# Load model & data


In [3]:
import pandas as pd
from sklearn.preprocessing import LabelEncoder
import joblib
import shap

# Load processed dataset
X_test = pd.read_csv("../data/processed/fraud_processed.csv")

# Separate target
y = X_test['class']

# Drop identifiers and unnecessary columns
X_test = X_test.drop(columns=[
    'class', 'user_id', 'device_id', 'ip_address',
    'signup_time', 'purchase_time',
    'lower_bound_ip_address', 'upper_bound_ip_address'
], errors='ignore')

# One-hot encode low-cardinality features
low_card_cols = ['sex', 'browser']
X_test = pd.get_dummies(X_test, columns=low_card_cols, drop_first=True)

# Label encode medium/high-cardinality features
le = LabelEncoder()
for col in ['source', 'country']:
    X_test[col] = le.fit_transform(X_test[col].astype(str))
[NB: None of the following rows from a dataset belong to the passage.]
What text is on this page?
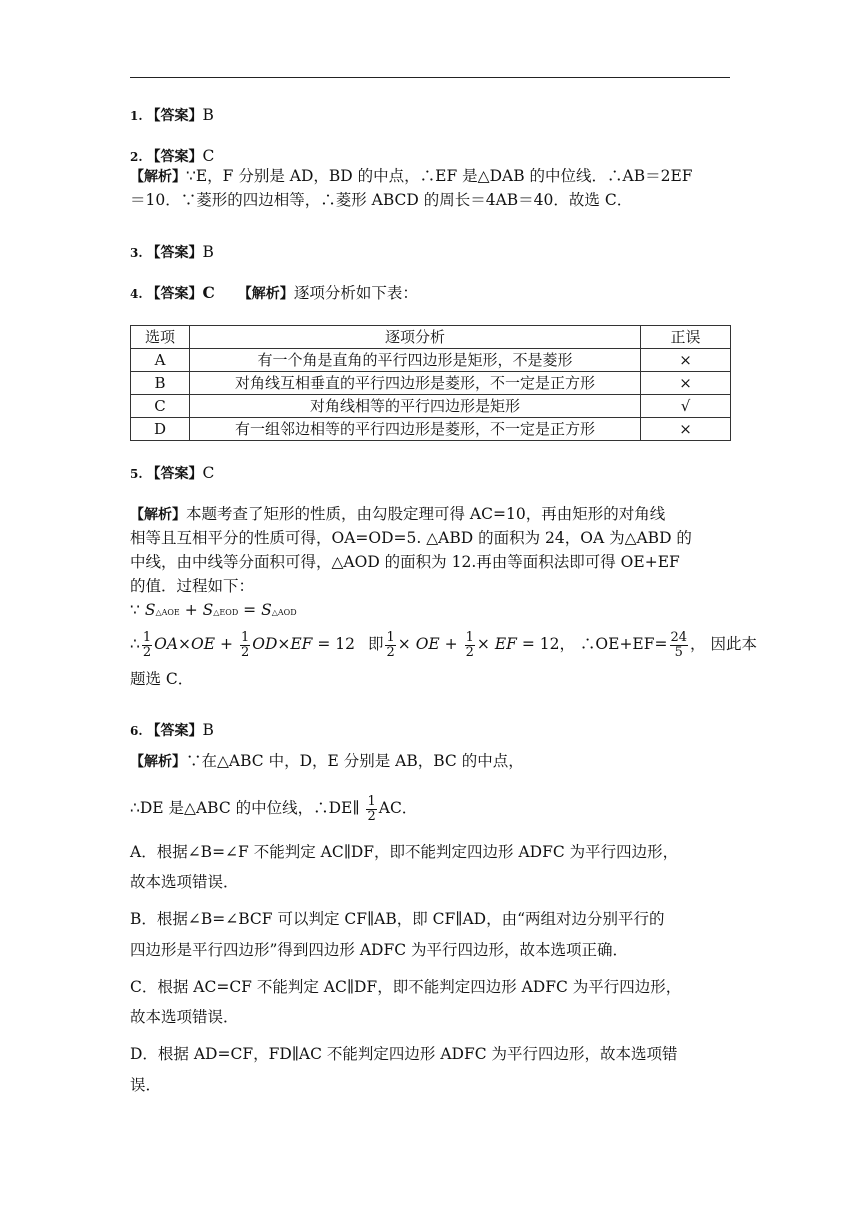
1. 【答案】B
2. 【答案】C
【解析】∵E，F 分别是 AD，BD 的中点，∴EF 是△DAB 的中位线．∴AB＝2EF
＝10．∵菱形的四边相等，∴菱形 ABCD 的周长＝4AB＝40．故选 C．
3. 【答案】B
4. 【答案】C 【解析】逐项分析如下表：
选项	逐项分析	正误
A	有一个角是直角的平行四边形是矩形，不是菱形	×
B	对角线互相垂直的平行四边形是菱形，不一定是正方形	×
C	对角线相等的平行四边形是矩形	√
D	有一组邻边相等的平行四边形是菱形，不一定是正方形	×
5. 【答案】C
【解析】本题考查了矩形的性质，由勾股定理可得 AC=10，再由矩形的对角线
相等且互相平分的性质可得，OA=OD=5. △ABD 的面积为 24，OA 为△ABD 的
中线，由中线等分面积可得，△AOD 的面积为 12.再由等面积法即可得 OE+EF
的值．过程如下：
∵ S△AOE + S△EOD = S△AOD
∴ $\frac{1}{2} OA\times OE + \frac{1}{2} OD\times EF = 12$ 即 $\frac{1}{2}$ × OE + $\frac{1}{2}$ × EF = 12， ∴OE+EF= $\frac{24}{5}$ ， 因此本
题选 C．
6. 【答案】B
【解析】∵在△ABC 中，D，E 分别是 AB，BC 的中点，
∴DE 是△ABC 的中位线，∴DE∥ $\frac{1}{2}$ AC．
A．根据∠B=∠F 不能判定 AC∥DF，即不能判定四边形 ADFC 为平行四边形，
故本选项错误．
B．根据∠B=∠BCF 可以判定 CF∥AB，即 CF∥AD，由“两组对边分别平行的
四边形是平行四边形”得到四边形 ADFC 为平行四边形，故本选项正确．
C．根据 AC=CF 不能判定 AC∥DF，即不能判定四边形 ADFC 为平行四边形，
故本选项错误．
D．根据 AD=CF，FD∥AC 不能判定四边形 ADFC 为平行四边形，故本选项错
误．
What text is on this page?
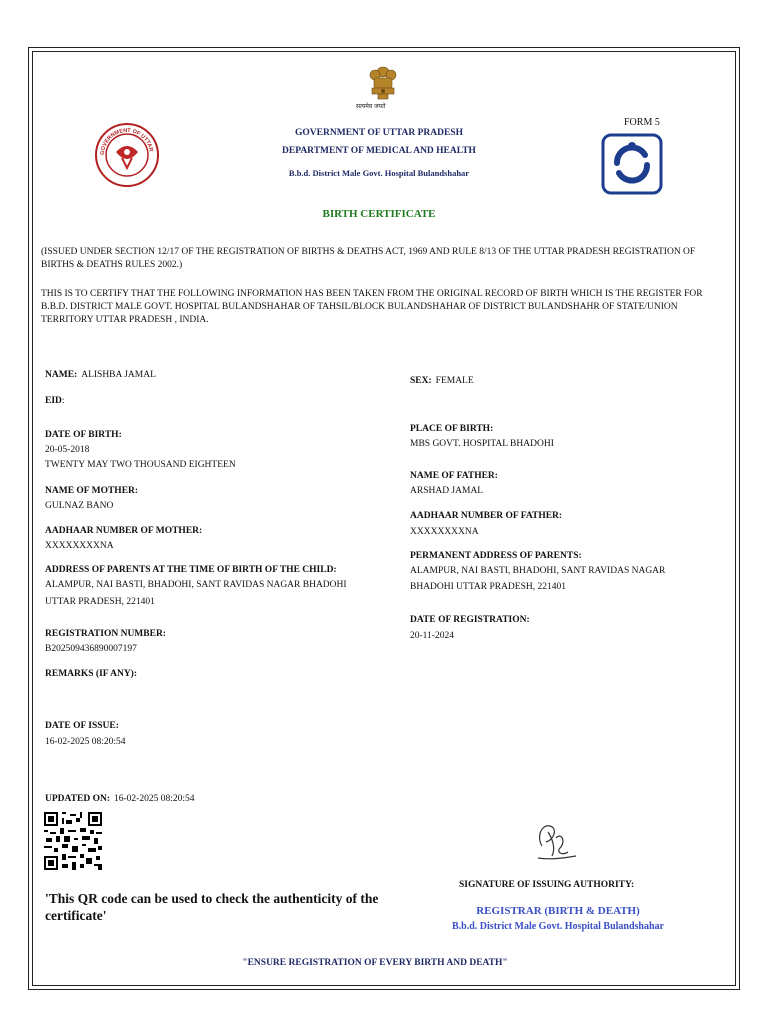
सत्यमेव जयते
GOVERNMENT OF UTTAR
GOVERNMENT OF UTTAR PRADESH
DEPARTMENT OF MEDICAL AND HEALTH
B.b.d. District Male Govt. Hospital Bulandshahar
FORM 5
BIRTH CERTIFICATE
(ISSUED UNDER SECTION 12/17 OF THE REGISTRATION OF BIRTHS & DEATHS ACT, 1969 AND RULE 8/13 OF THE UTTAR PRADESH REGISTRATION OF BIRTHS & DEATHS RULES 2002.)
THIS IS TO CERTIFY THAT THE FOLLOWING INFORMATION HAS BEEN TAKEN FROM THE ORIGINAL RECORD OF BIRTH WHICH IS THE REGISTER FOR B.B.D. DISTRICT MALE GOVT. HOSPITAL BULANDSHAHAR OF TAHSIL/BLOCK BULANDSHAHAR OF DISTRICT BULANDSHAHR OF STATE/UNION TERRITORY UTTAR PRADESH , INDIA.
NAME: ALISHBA JAMAL
EID:
DATE OF BIRTH:
20-05-2018
TWENTY MAY TWO THOUSAND EIGHTEEN
NAME OF MOTHER:
GULNAZ BANO
AADHAAR NUMBER OF MOTHER:
XXXXXXXXNA
ADDRESS OF PARENTS AT THE TIME OF BIRTH OF THE CHILD:
ALAMPUR, NAI BASTI, BHADOHI, SANT RAVIDAS NAGAR BHADOHI
UTTAR PRADESH, 221401
REGISTRATION NUMBER:
B202509436890007197
REMARKS (IF ANY):
DATE OF ISSUE:
16-02-2025 08:20:54
UPDATED ON: 16-02-2025 08:20:54
SEX: FEMALE
PLACE OF BIRTH:
MBS GOVT. HOSPITAL BHADOHI
NAME OF FATHER:
ARSHAD JAMAL
AADHAAR NUMBER OF FATHER:
XXXXXXXXNA
PERMANENT ADDRESS OF PARENTS:
ALAMPUR, NAI BASTI, BHADOHI, SANT RAVIDAS NAGAR
BHADOHI UTTAR PRADESH, 221401
DATE OF REGISTRATION:
20-11-2024
'This QR code can be used to check the authenticity of the certificate'
SIGNATURE OF ISSUING AUTHORITY:
REGISTRAR (BIRTH & DEATH)
B.b.d. District Male Govt. Hospital Bulandshahar
"ENSURE REGISTRATION OF EVERY BIRTH AND DEATH"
# Check shape to ensure it's manageable
print("X_test shape after encoding:", X_test.shape)

# Load trained Random Forest model
rf = joblib.load("../models/random_forest.pkl")

X_test shape after encoding: (151112, 14)


# Predict probabilities

In [None]:
y_pred = rf.predict(X_test)
y_prob = rf.predict_proba(X_test)[:, 1]

# SHAP Explainer

In [None]:
explainer = shap.TreeExplainer(rf)
shap_values = explainer.shap_values(X_test)


# Global SHAP summary plot

In [None]:
shap.summary_plot(shap_values[1], X_test)


# Built-in feature importance (compare)

In [None]:
importances = pd.Series(
    rf.feature_importances_,
    index=X_test.columns
).sort_values(ascending=False)

importances.head(10).plot(kind="barh", title="Top 10 Feature Importances")


# SHAP force plots

In [None]:
# True Positive
tp_index = y[(y == 1)].index[0]

# False Positive
fp_index = y[(y == 0)].index[0]

# False Negative
fn_index = y[(y == 1)].index[1]


In [None]:
shap.force_plot(
    explainer.expected_value[1],
    shap_values[1][tp_index],
    X_test.iloc[tp_index]
)


# Business recommendations

High-risk early transactions

Transactions occurring shortly after signup should trigger additional verification.

Geolocation-based risk

Transactions from high-fraud countries should be subjected to stricter controls.

Behavioral velocity checks

Users with unusually high transaction frequency should be temporarily limited.